Haben Sie noch ein Beispiel?
Es gab mehrere Hinterzimmergespräche, wo versucht wurde, mir mein Mandat abzupressen. Wenn ich nicht einlenkte, würde ich fallengelassen und hätte keinerlei Unterstützung mehr. „Dann ist alles aus“, hieß es. Einmal bin ich fast umgefallen. Ich habe dann unter Tränen den Raum verlassen. Ich musste in den Verkehrsausschuss, und dort haben andere bemerkt, dass ich noch minutenlang gezittert habe. Besonders schlimm war es, nachdem die Punktuation öffentlich wurde.

Der ehemalige Klubobmann Peter Kolba hat getwittert, dass Sie Bedingungen gestellt hätten, zu denen Sie bereit wären, Ihr Mandat abzugeben …
… nachdem sie jemand aus dem innersten Kreis schon zuvor an „Die Presse“ gespielt hatte. Da wollte man mir ganz bewusst schaden, und das ist auch geschehen. Danach brach ein Shitstorm über mich ein. Auch Unterstützer und Aktivisten aus der Steiermark, die ich gut kenne, waren aufgebracht.

Was haben Sie gemacht?
Ich habe angeboten, dass wir uns treffen und darüber reden. Als ich kam, hat mich fast der Schlag getroffen. Im Hinterzimmer eines Lokales saßen an einem langen Tisch aufgereiht Peter Pilz, seine Frau und 20 Aktivisten. Es wurden Unterlagen ausgeteilt, in denen jede meiner Wortmeldungen der letzten Zeit dokumentiert waren. Entlang dieser Chronologie wurde ich verhört. Das war Psychoterror.

Haben Sie je darüber nachgedacht, ihr Mandat abzugeben?
Je stärker der Druck geworden ist, desto sicherer war ich mir, dass es richtig ist, das Mandat zu behalten. Ich wollte mich von diesen Methoden nicht einschüchtern lassen.

Aus der Partei sind Sie aber ausgetreten.
Nicht freiwillig. Damals haben mir Aktivisten öffentlich das Misstrauen ausgesprochen, und Peter Pilz hat Druck gemacht. Zu der Zeit stand mein Antrag auf Ausschluss auf jeder Tagesordnung. Da habe ich alles getan, um nicht ausgeschlossen zu werden.

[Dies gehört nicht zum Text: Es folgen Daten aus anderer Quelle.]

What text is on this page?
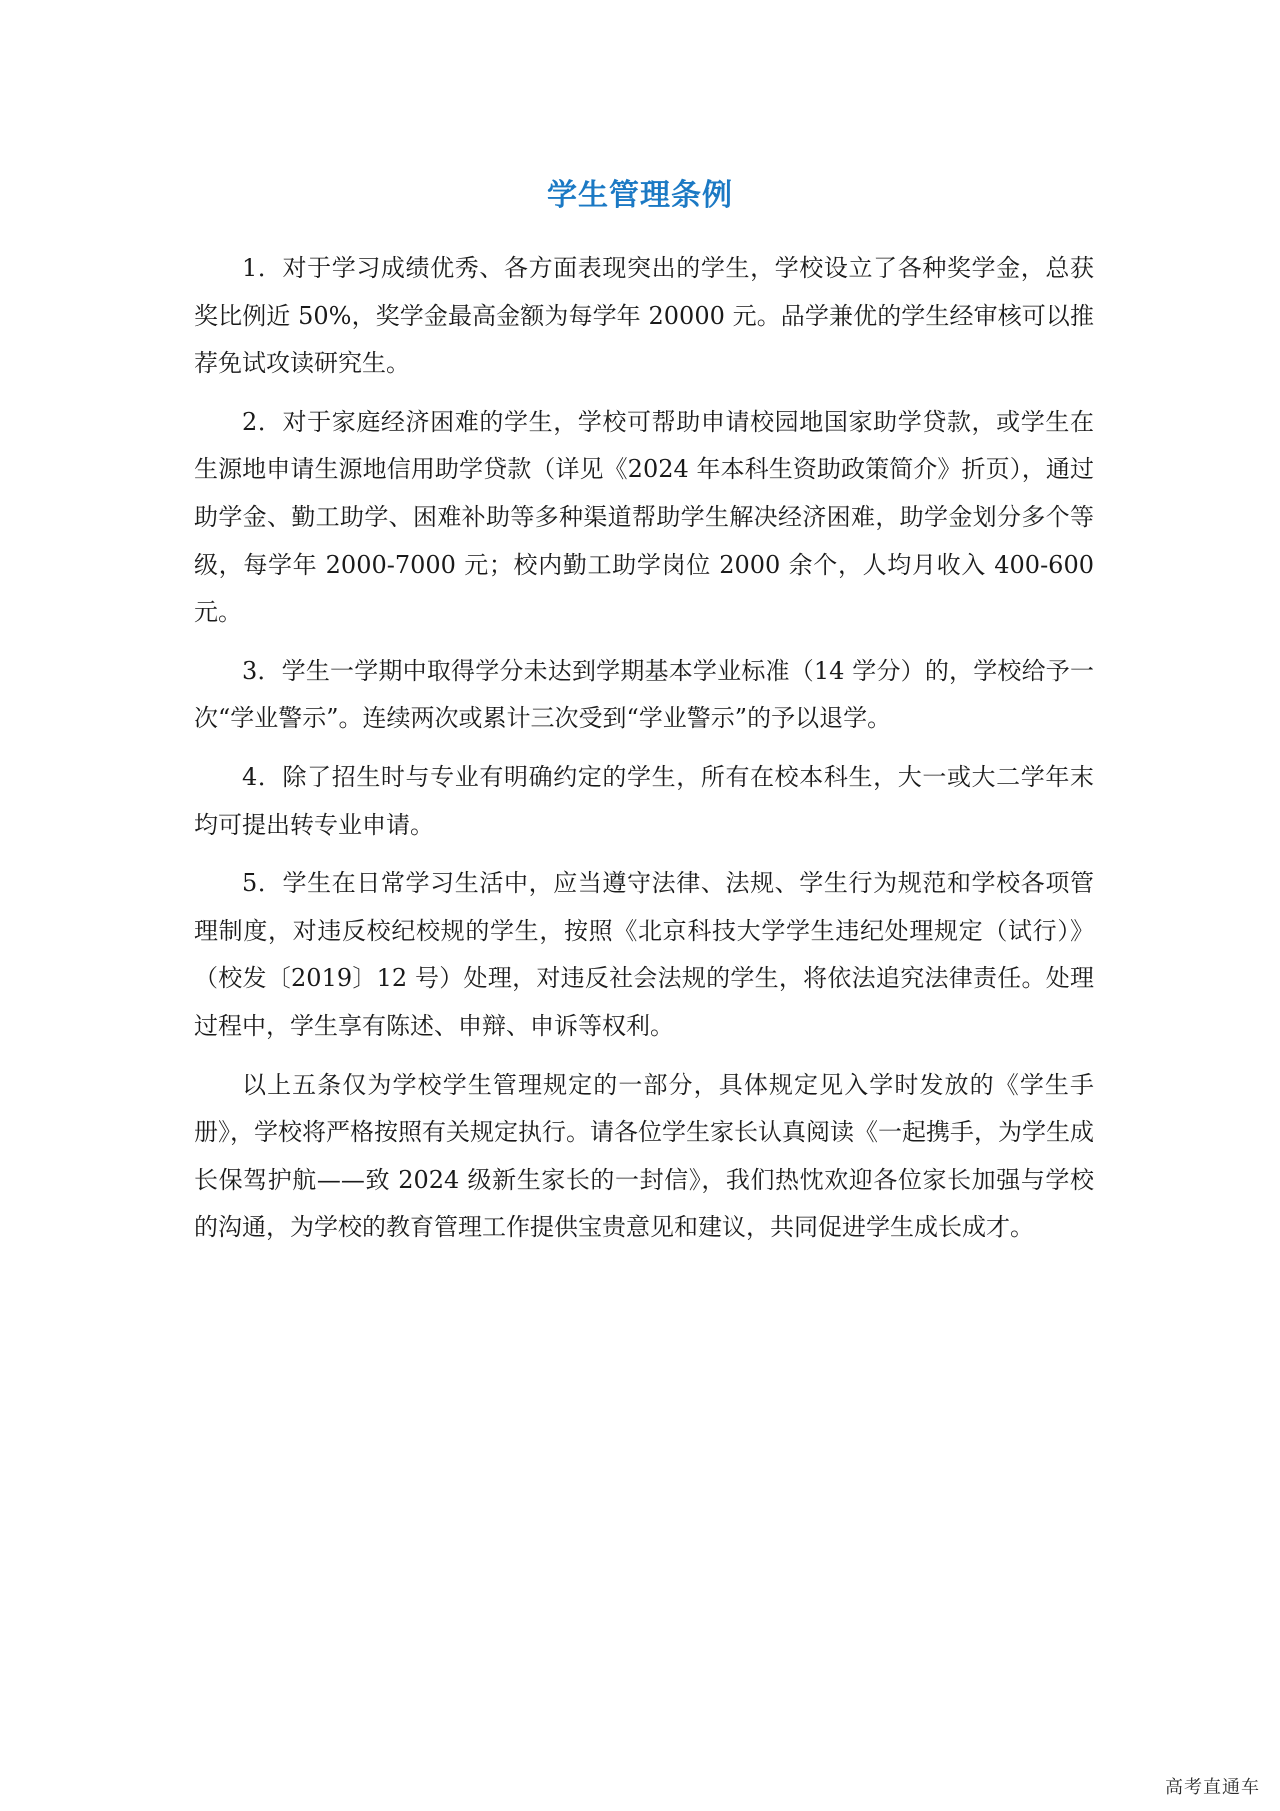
学生管理条例

1．对于学习成绩优秀、各方面表现突出的学生，学校设立了各种奖学金，总获奖比例近 50%，奖学金最高金额为每学年 20000 元。品学兼优的学生经审核可以推荐免试攻读研究生。

2．对于家庭经济困难的学生，学校可帮助申请校园地国家助学贷款，或学生在生源地申请生源地信用助学贷款（详见《2024 年本科生资助政策简介》折页），通过助学金、勤工助学、困难补助等多种渠道帮助学生解决经济困难，助学金划分多个等级，每学年 2000-7000 元；校内勤工助学岗位 2000 余个，人均月收入 400-600 元。

3．学生一学期中取得学分未达到学期基本学业标准（14 学分）的，学校给予一次“学业警示”。连续两次或累计三次受到“学业警示”的予以退学。

4．除了招生时与专业有明确约定的学生，所有在校本科生，大一或大二学年末均可提出转专业申请。

5．学生在日常学习生活中，应当遵守法律、法规、学生行为规范和学校各项管理制度，对违反校纪校规的学生，按照《北京科技大学学生违纪处理规定（试行）》（校发〔2019〕12 号）处理，对违反社会法规的学生，将依法追究法律责任。处理过程中，学生享有陈述、申辩、申诉等权利。

以上五条仅为学校学生管理规定的一部分，具体规定见入学时发放的《学生手册》，学校将严格按照有关规定执行。请各位学生家长认真阅读《一起携手，为学生成长保驾护航——致 2024 级新生家长的一封信》，我们热忱欢迎各位家长加强与学校的沟通，为学校的教育管理工作提供宝贵意见和建议，共同促进学生成长成才。

高考直通车
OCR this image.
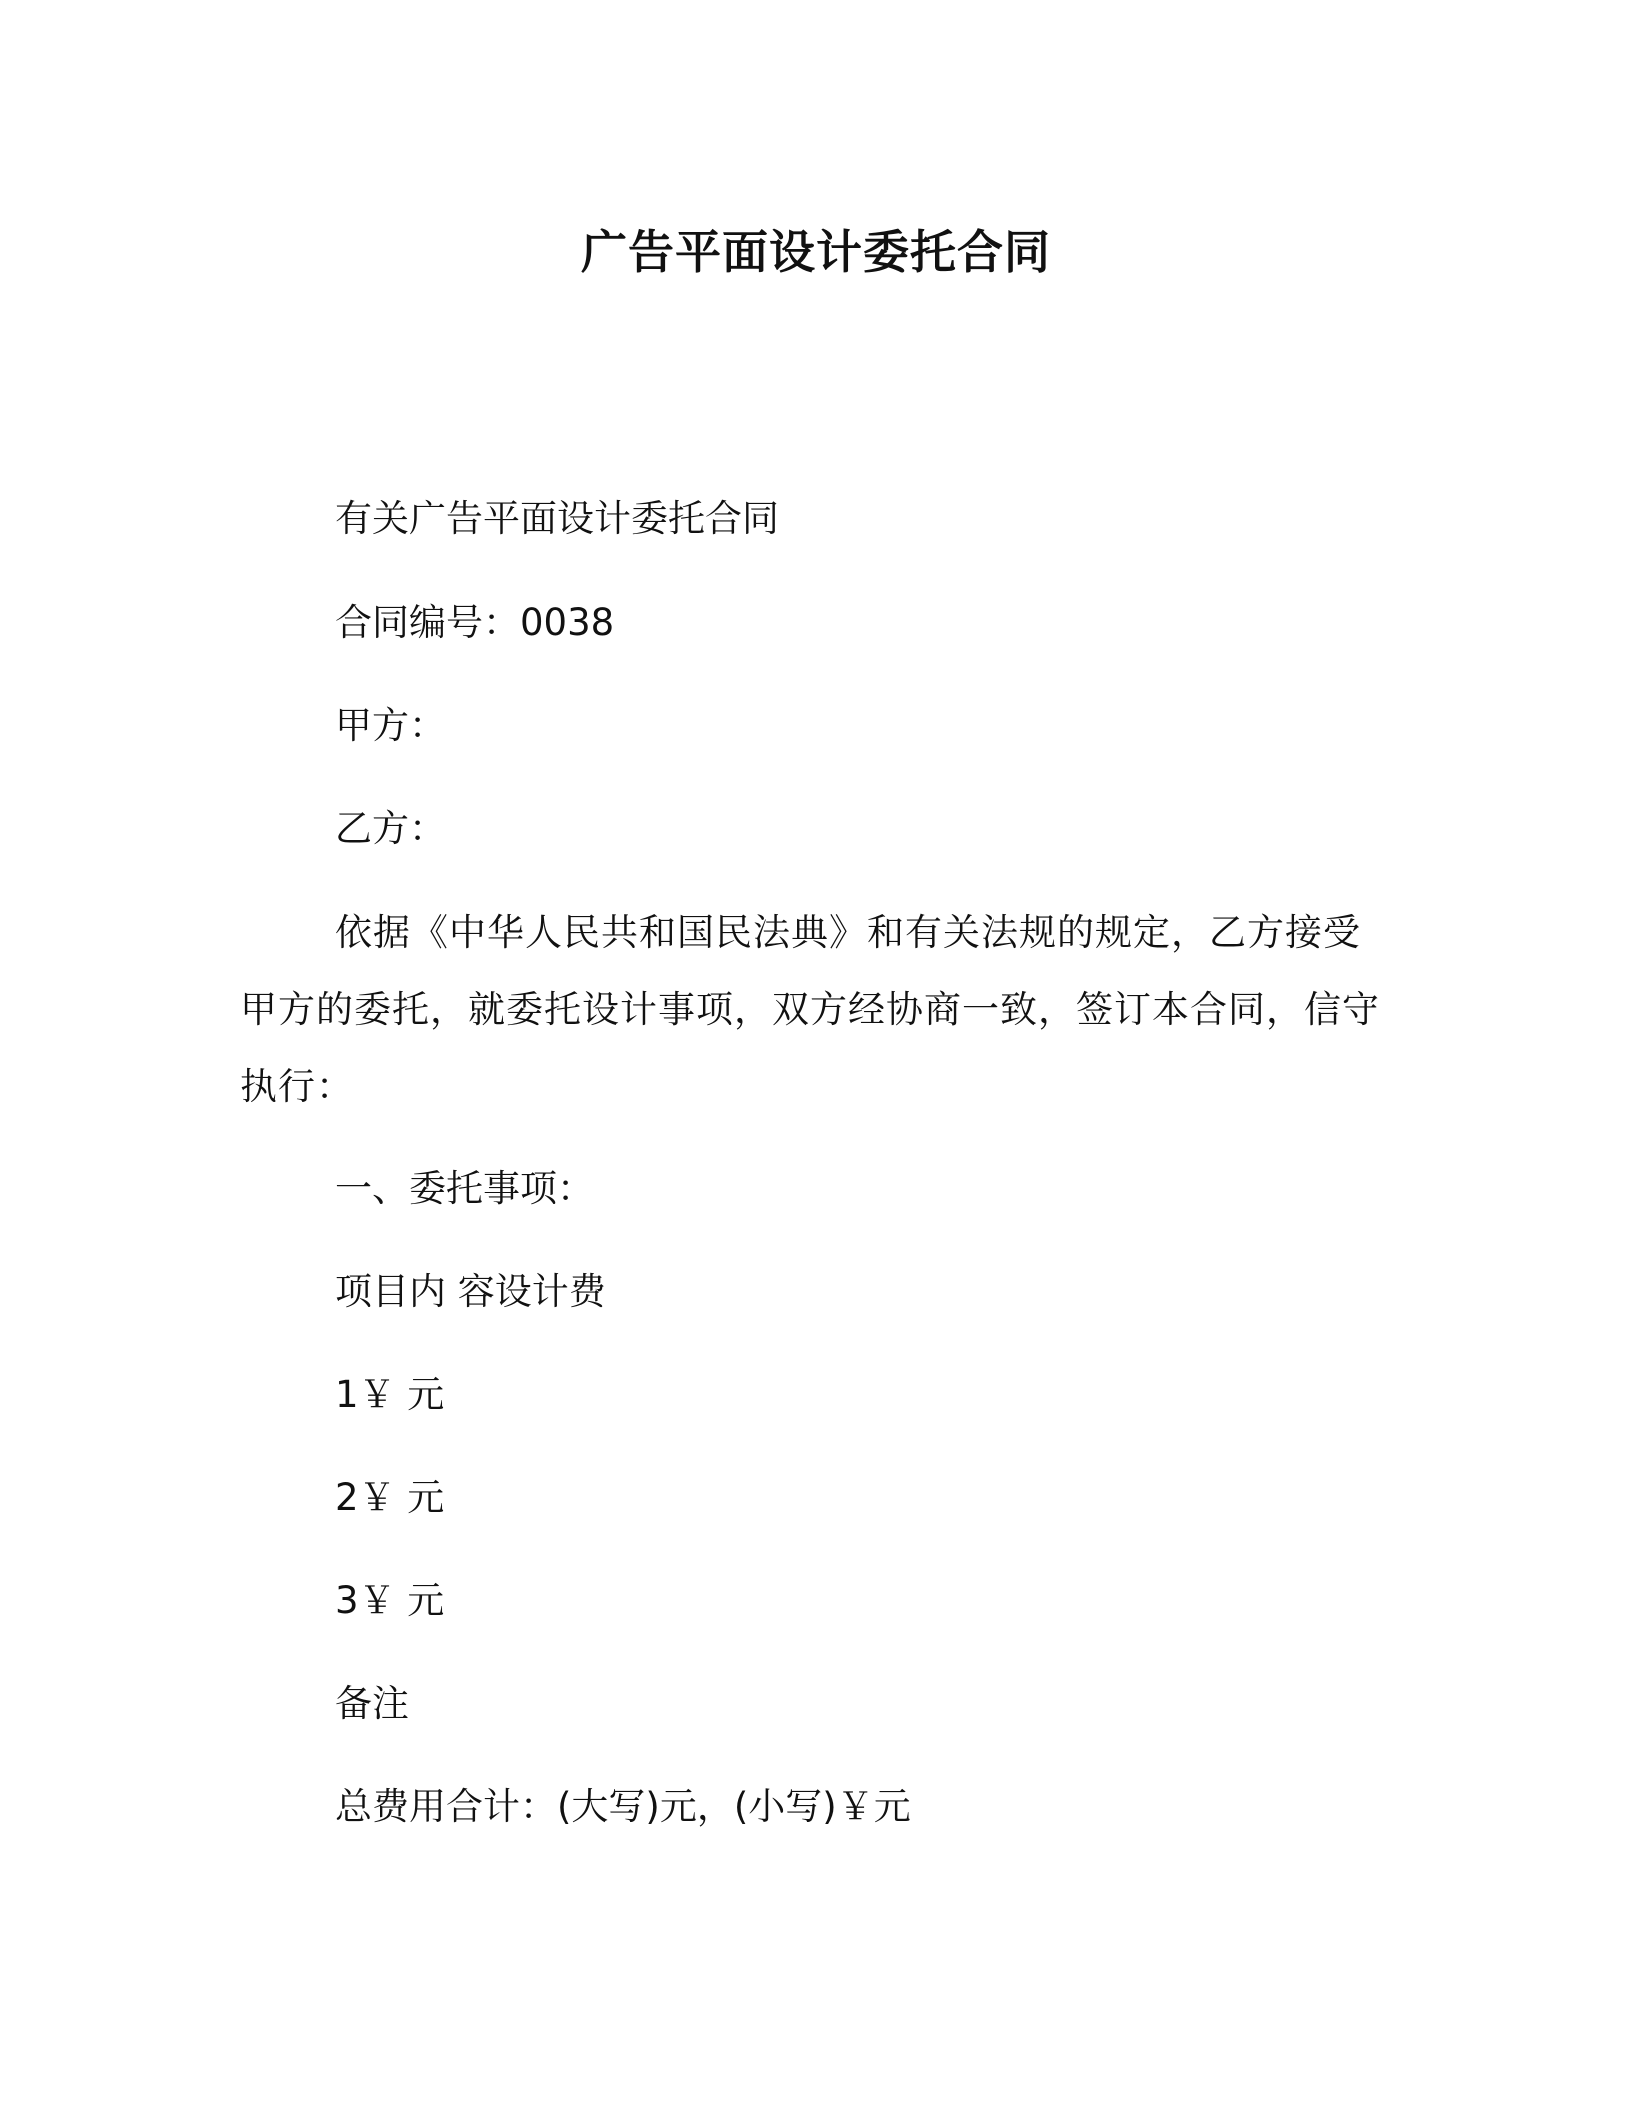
广告平面设计委托合同

有关广告平面设计委托合同

合同编号：0038

甲方：

乙方：

依据《中华人民共和国民法典》和有关法规的规定，乙方接受甲方的委托，就委托设计事项，双方经协商一致，签订本合同，信守执行：

一、委托事项：

项目内 容设计费

1￥ 元

2￥ 元

3￥ 元

备注

总费用合计：(大写)元，(小写)￥元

Sie wurden aus dem Klub ausgeschlossen, weil sie interne Informationen weitergegeben haben. Welche?
Peter Pilz hatte in einer Klubsitzung angekündigt, dass er den Mitarbeiter Sebastian Bohrn Mena, der ein kritisches Interview gegeben hat, wegen Rufschädigung klagen wird, damit er in finanziellen Druck gerät. Das hat mich schockiert. Einerseits wollte ich dem Klub gegenüber loyal sein und der Bitte um Verschwiegenheit nachkommen. Andererseits habe ich mich moralisch verpflichtet gefühlt, Bohrn Mena darüber zu informieren.

Sie haben es ihm gesagt?
Ja. Ich habe lange überlegt. Aber Peter Pilz hat es ja selbst jahrelang kultiviert. Das Auf­deckertum ist nichts anderes als die Weitergabe von vertraulichen Informationen, um größeres Unrecht zu verhindern. Damit ist man selbst im Recht.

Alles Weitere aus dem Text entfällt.